* Thiago de Paula Leite é procurador do Estado de São Paulo e professor de direito ambiental e agrário do Estratégia.
Decisão do STF
O Supremo Tribunal Federal, por meio do seu Plenário, invalidou uma lei do Estado do Rio de Janeiro que prevê o transporte gratuito de animais de suporte emocional e de serviço na cabine das aeronaves em rotas nacionais que tenham como origem ou destino o estado.
A decisão foi tomada no bojo da Ação Direta de Inconstitucionalidade ADI 7754, apresentada pela Confederação Nacional do Transporte (CNT).
O colegiado entendeu que, apesar dos bons propósitos, ela oferece proteção além das disposições da regulamentação federal sobre o tema.

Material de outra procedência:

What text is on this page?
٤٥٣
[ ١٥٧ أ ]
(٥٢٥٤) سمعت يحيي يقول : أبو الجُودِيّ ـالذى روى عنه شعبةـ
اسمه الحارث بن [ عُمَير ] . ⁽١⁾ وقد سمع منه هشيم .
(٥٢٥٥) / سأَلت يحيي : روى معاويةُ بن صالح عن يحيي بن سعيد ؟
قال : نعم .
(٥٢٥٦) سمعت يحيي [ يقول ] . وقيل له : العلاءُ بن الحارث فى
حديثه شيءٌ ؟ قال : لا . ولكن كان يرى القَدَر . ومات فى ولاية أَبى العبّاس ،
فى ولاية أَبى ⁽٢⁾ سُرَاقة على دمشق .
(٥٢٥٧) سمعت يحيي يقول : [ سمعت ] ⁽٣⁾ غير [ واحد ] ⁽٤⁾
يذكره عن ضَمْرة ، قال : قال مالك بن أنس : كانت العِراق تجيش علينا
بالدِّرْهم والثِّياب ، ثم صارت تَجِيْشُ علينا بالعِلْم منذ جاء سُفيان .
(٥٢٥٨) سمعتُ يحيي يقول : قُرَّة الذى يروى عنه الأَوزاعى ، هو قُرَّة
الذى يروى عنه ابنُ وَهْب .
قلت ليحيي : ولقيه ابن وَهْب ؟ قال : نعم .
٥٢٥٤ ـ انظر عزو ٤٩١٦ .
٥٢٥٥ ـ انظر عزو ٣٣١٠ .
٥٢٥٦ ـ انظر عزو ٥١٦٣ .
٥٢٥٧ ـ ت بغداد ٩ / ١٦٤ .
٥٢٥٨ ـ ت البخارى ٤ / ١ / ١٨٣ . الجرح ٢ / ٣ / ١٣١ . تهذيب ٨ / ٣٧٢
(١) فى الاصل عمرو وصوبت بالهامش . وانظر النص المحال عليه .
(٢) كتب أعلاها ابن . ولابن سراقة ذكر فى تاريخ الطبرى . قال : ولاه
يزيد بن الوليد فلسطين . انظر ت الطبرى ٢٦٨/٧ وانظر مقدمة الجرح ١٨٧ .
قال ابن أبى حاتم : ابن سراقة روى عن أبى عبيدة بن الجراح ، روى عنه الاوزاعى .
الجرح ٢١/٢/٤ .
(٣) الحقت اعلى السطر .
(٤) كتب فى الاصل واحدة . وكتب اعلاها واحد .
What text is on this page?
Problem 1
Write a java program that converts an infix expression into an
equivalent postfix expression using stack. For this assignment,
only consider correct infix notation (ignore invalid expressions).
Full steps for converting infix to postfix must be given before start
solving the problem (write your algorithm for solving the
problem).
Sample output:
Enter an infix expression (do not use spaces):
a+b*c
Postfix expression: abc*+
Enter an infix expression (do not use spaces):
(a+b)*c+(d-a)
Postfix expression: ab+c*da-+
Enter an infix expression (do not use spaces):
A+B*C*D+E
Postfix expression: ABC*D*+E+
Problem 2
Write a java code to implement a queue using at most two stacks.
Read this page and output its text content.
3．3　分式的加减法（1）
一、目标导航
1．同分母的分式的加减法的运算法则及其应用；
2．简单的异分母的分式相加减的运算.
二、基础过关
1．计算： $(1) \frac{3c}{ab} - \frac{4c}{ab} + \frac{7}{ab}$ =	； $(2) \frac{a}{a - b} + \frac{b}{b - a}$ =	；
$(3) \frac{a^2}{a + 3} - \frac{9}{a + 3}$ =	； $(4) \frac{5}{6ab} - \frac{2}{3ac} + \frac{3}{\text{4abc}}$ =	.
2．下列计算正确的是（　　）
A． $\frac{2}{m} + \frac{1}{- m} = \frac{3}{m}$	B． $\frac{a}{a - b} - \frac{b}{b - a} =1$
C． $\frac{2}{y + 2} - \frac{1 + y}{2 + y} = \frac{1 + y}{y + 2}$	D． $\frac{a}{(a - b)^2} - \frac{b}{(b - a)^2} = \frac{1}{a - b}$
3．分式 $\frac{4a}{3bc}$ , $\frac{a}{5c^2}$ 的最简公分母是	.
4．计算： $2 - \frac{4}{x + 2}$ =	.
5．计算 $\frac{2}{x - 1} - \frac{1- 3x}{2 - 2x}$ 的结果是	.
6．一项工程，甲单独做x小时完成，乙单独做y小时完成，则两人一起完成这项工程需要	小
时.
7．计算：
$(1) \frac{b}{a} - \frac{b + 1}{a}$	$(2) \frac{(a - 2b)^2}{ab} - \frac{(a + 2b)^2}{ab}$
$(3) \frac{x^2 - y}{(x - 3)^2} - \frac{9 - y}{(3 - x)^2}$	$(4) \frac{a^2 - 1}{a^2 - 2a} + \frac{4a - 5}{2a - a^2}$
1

A Lei estadual nº 10.489/2024, do Rio de Janeiro, dispõe sobre o transporte de animal de assistência emocional e animal de serviço nas cabines das aeronaves em voos operados no âmbito do Estado do Rio de Janeiro, visando assegurar esse direito.
A lei entrou em vigor em 29/11/2024 e foi suspensa por liminar do ministro André Mendonça três dias antes.
Conteúdo da lei estadual
Animais de assistência emocional → São aqueles utilizados no controle e suporte de paciente psiquiátrico, conforme laudo médico psiquiatra. Dentre esses animais temos:
- Cães-guia;
- Cães-ouvintes;
- Cães de alerta; e
- Cães de serviço.
Abrangência → A lei aplica-se a todas as rotas operadas por companhias aéreas brasileiras em voos nacionais que tenham o Estado do Rio de Janeiro como origem ou destino. Em rotas internacionais, aplica-se de acordo com as regras do país de destino ou origem.
Limitações → Cada passageiro pode levar apenas um animal de assistência emocional. As companhias podem excluir animais que não possam ser facilmente acomodados, representem ameaça à saúde ou segurança, causem interrupção do serviço ou tenham entrada proibida em país estrangeiro. Répteis, aranhas e roedores não são de aceitação obrigatória.
Custos → Valores adicionais para o embarque não podem ser cobrados, exceto se o animal não puder ser acomodado debaixo ou à frente do assento (devendo ser possibilitada a compra do assento ao lado), ou em voos codeshare ou interline se houver exigência de cobrança da companhia estrangeira.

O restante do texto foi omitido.